La higiene genital del hombre requiere técnicas más complejas que una ducha superficial. A diferencia de la anatomía femenina, cuyo aseo debe enfocarse exclusivamente en la vulva externa para resguardar la microbiota del canal interno, el cuidado masculino se concentra en pliegues cutáneos específicos donde se acumula humedad y secreciones naturales.
El urólogo Herminio Ruiz Díaz señaló que los pliegues inguinales, escrotales y el surco balanoprepucial constituyen un terreno fértil para la multiplicación de hongos y bacterias. El especialista explicó que la presencia de un prepucio redundante y la piel sobrante sobre el glande favorece el estancamiento de esmegma y transpiración.
“Muchos hombres tienen un prepucio redundante; es decir, una cantidad de piel que sobrepasa el glande y forma una zona cubierta donde puede acumularse humedad. En esa parte existen glándulas que producen sustancias que pueden favorecer la multiplicación de hongos y bacterias”, destacó.

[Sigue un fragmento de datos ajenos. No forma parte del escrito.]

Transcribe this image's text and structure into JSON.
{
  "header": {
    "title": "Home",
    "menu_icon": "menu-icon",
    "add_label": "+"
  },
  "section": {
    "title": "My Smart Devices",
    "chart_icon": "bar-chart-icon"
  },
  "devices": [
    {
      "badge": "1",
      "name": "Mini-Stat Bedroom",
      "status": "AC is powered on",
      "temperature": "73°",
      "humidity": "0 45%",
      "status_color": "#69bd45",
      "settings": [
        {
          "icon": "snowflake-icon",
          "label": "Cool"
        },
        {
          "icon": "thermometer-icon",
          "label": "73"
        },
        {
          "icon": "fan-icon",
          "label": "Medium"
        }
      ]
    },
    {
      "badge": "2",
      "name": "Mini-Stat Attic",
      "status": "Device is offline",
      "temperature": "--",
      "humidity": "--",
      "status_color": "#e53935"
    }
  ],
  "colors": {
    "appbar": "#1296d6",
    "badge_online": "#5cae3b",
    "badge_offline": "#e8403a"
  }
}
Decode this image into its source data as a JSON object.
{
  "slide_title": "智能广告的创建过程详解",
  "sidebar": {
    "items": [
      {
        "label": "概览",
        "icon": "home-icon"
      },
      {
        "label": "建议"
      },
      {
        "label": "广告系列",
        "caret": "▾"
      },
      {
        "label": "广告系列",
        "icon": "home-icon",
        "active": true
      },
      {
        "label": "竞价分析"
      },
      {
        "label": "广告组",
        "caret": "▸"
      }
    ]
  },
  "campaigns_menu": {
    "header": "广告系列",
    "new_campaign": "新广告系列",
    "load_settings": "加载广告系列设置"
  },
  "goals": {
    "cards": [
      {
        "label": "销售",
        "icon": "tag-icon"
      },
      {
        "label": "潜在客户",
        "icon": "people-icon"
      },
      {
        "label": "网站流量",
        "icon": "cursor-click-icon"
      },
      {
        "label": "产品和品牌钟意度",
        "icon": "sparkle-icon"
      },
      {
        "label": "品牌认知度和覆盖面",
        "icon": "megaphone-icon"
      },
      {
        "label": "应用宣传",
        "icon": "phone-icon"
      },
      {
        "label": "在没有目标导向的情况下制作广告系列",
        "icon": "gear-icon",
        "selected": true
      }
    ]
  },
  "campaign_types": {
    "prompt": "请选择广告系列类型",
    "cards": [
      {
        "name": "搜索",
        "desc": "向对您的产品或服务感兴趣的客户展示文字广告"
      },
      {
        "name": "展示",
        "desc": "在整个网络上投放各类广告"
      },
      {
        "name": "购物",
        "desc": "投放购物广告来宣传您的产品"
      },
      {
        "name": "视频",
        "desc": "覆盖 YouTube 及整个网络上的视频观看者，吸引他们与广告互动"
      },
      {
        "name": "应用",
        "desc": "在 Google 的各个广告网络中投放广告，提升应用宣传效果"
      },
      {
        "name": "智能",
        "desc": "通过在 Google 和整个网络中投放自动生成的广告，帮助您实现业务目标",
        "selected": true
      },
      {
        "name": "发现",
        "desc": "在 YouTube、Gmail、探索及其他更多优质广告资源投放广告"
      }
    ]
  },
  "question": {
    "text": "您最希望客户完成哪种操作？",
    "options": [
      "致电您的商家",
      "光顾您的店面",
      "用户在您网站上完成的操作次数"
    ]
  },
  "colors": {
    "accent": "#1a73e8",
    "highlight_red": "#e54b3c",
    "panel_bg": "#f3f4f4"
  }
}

El profesional resaltó que, cuando la limpieza resulta deficiente, este ambiente desencadena cuadros de balanopostitis e inflamación crónica, pudiendo derivar en un estrechamiento cicatrizal del anillo cutáneo conocido como fimosis, condición que imposibilita la retracción del tejido y complejiza aún más la salud genital. El sobrepeso también puede favorecer este problema, debido a que aumenta la humedad y el roce entre los pliegues. Por eso, mantener un peso saludable forma parte de los cuidados.
Asimismo, Ruiz Díaz advirtió que la falta de aseo previo a las relaciones sexuales impacta de forma directa en la salud de la pareja. Las bacterias y los hongos acumulados en el pene contribuyen al desarrollo de infecciones ginecológicas como la cervicitis. Por ello, el profesional recomendó utilizar agua y jabón neutro, enfatizando la urgencia de realizar un secado riguroso entre cada pliegue.
La falta de higiene puede hacer que la piel del prepucio se estreche, causando una condición llamada fimosis. Esto impide poder bajar la piel para limpiar correctamente el glande, lo que dificulta aún más el aseo diario.
Por eso, Herminio Ruiz Díaz recomendó consultar con un urólogo ante inflamaciones que se repiten, dificultad para retraer el prepucio o cualquier cambio en la zona genital. Para el profesional, una higiene adecuada, el buen secado y la atención oportuna ante cualquier molestia son claves para evitar complicaciones.